Canada’s home buyers’ plan is an excellent program for each and every first time homebuyer. It allows individuals to get into a home of their own and put their money towards an asset they own rather than pay someone else’s mortgage sooner rather than later. It is a very beneficial program that has stood the test of time, being in existence for approximately 17 years. With more than 900,000 homes bought using the Home Buyers’ Plan, it has more than met its goals.
The home buyer’s plan allows you to withdraw up to a maximum of $25,000 from your RRSP or Registered Retirement Savings Plans in order to use the money as a down payment on your first home. For many people, this means the difference between getting a home or waiting several more years in order to save up for such an investment. Getting in your home years earlier means you have more time to pay down your mortgage. This plan, which has been around since 1992, has been tweaked and adjusted throughout its existence, as recently as early 2009. This ensures that the plan meets the needs of the Canadian first-time homebuyers it was meant to help.
Unlike many other changes such as lower down payments and lower interest rates, the nationwide Home Buyers’ Plan allows you to keep your debt load as low as possible. Its purpose is to prevent Canadians from being stuck in bad mortgages that they can ill-afford because they were given close to 100% financing. It is also to prevent you from owing far too much on your house. With the Home Buyers’ Plan you can have a home and be confident that your indebtedness is not overwhelming. The Canadian government cares about the stresses of its residents.
Using the RRSP as a basis for the Home Buyers Plan means that you have to first invest in RRSPs, then borrow against them for your home and finally repay the withdrawal over a 15 year period. This is incentive for you to save for your retirement. The tax benefits of putting money into RRSPs mean that you can save tax-free money for the purchase of your first home and then, continue building your retirement nest egg, all the while using tax-free dollars.

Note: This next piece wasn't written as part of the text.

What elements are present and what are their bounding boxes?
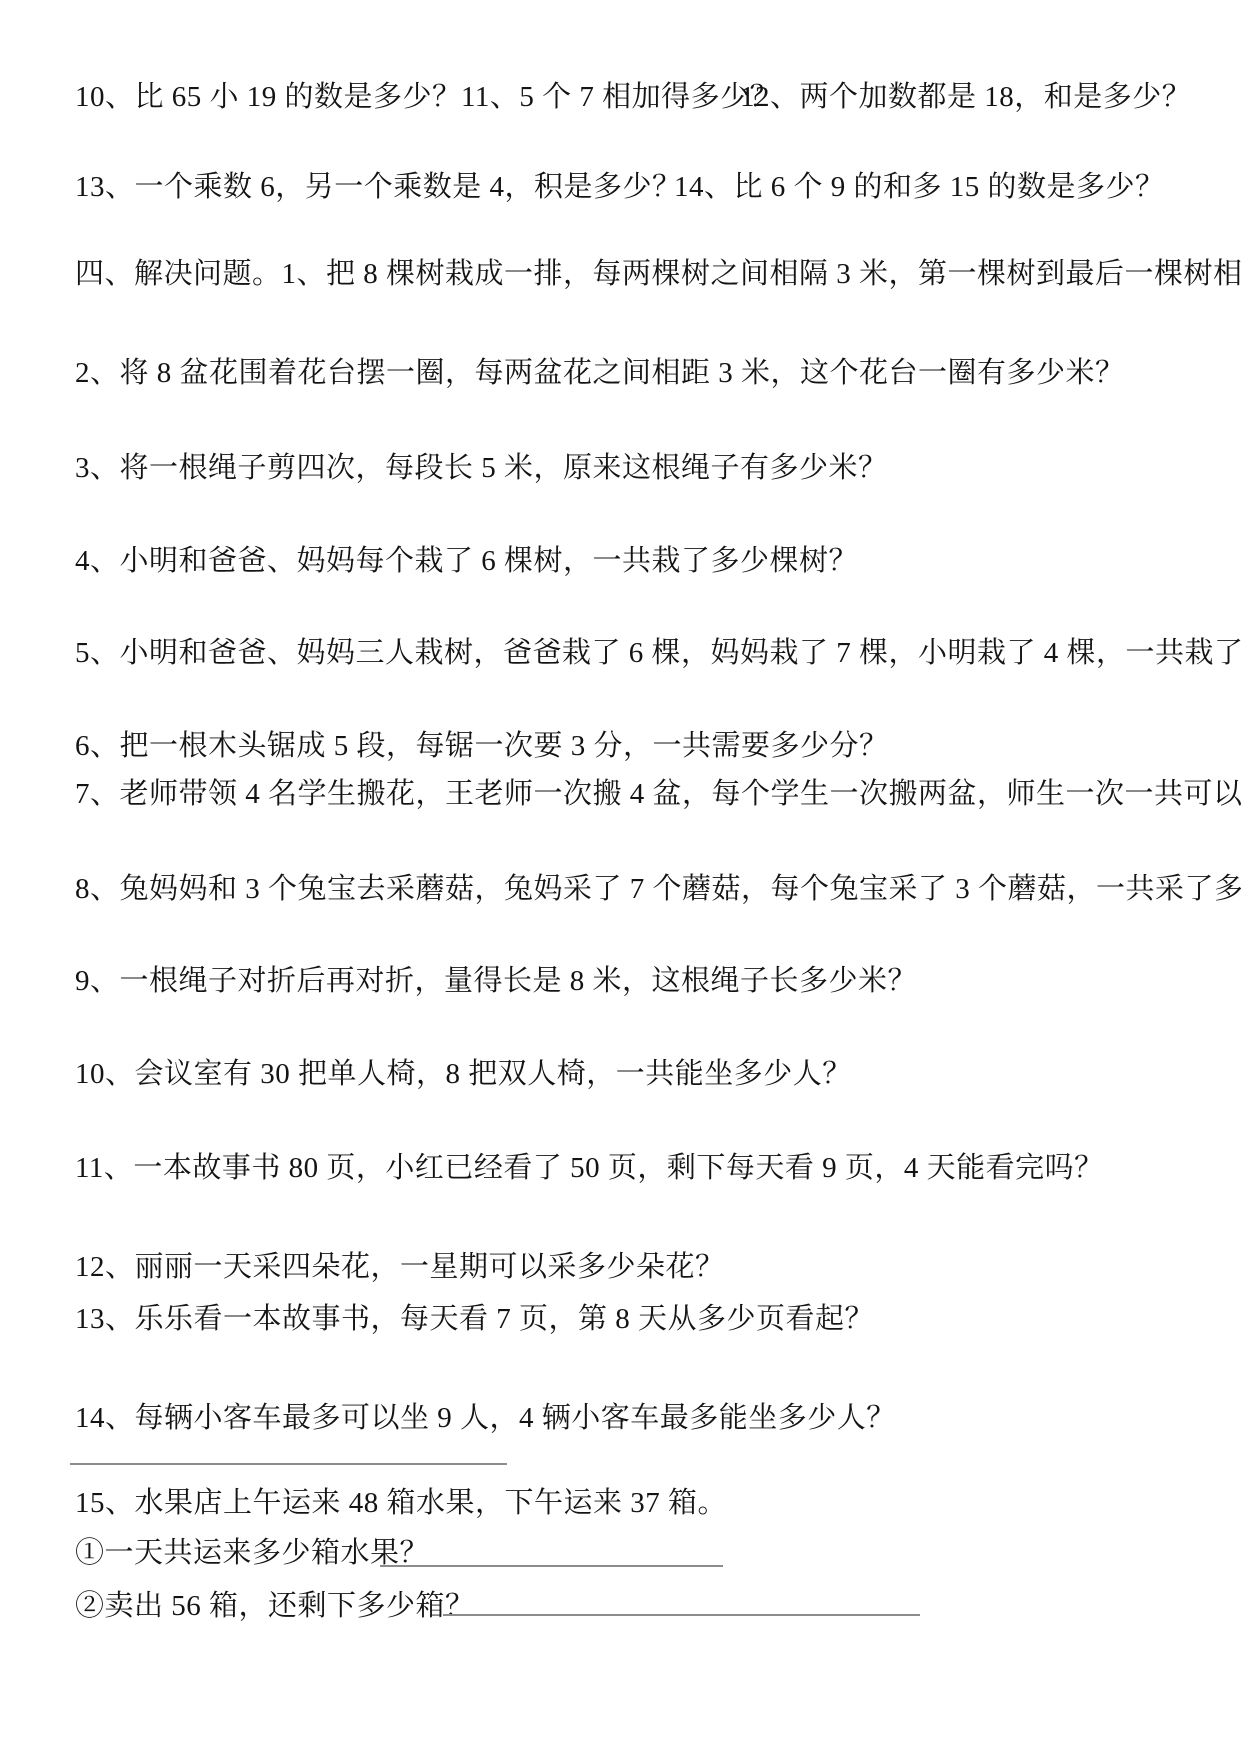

What the Canadian Home Buyers’ Plan amounts to is this. The mortgage you take out will be for a lower percentage of the cost of the home than you would probably be able to otherwise. You will also be able to have extra money for the myriad of other expenses like the mortgage broker’s fee, appraisal fees, survey costs and other incidentals that come with home buying. Using the Home Buyers’ Plan may also save you the fees associated with a high-ratio mortgage insurance premium. The plan also encourages you to save for retirement in an effective way at a much earlier age.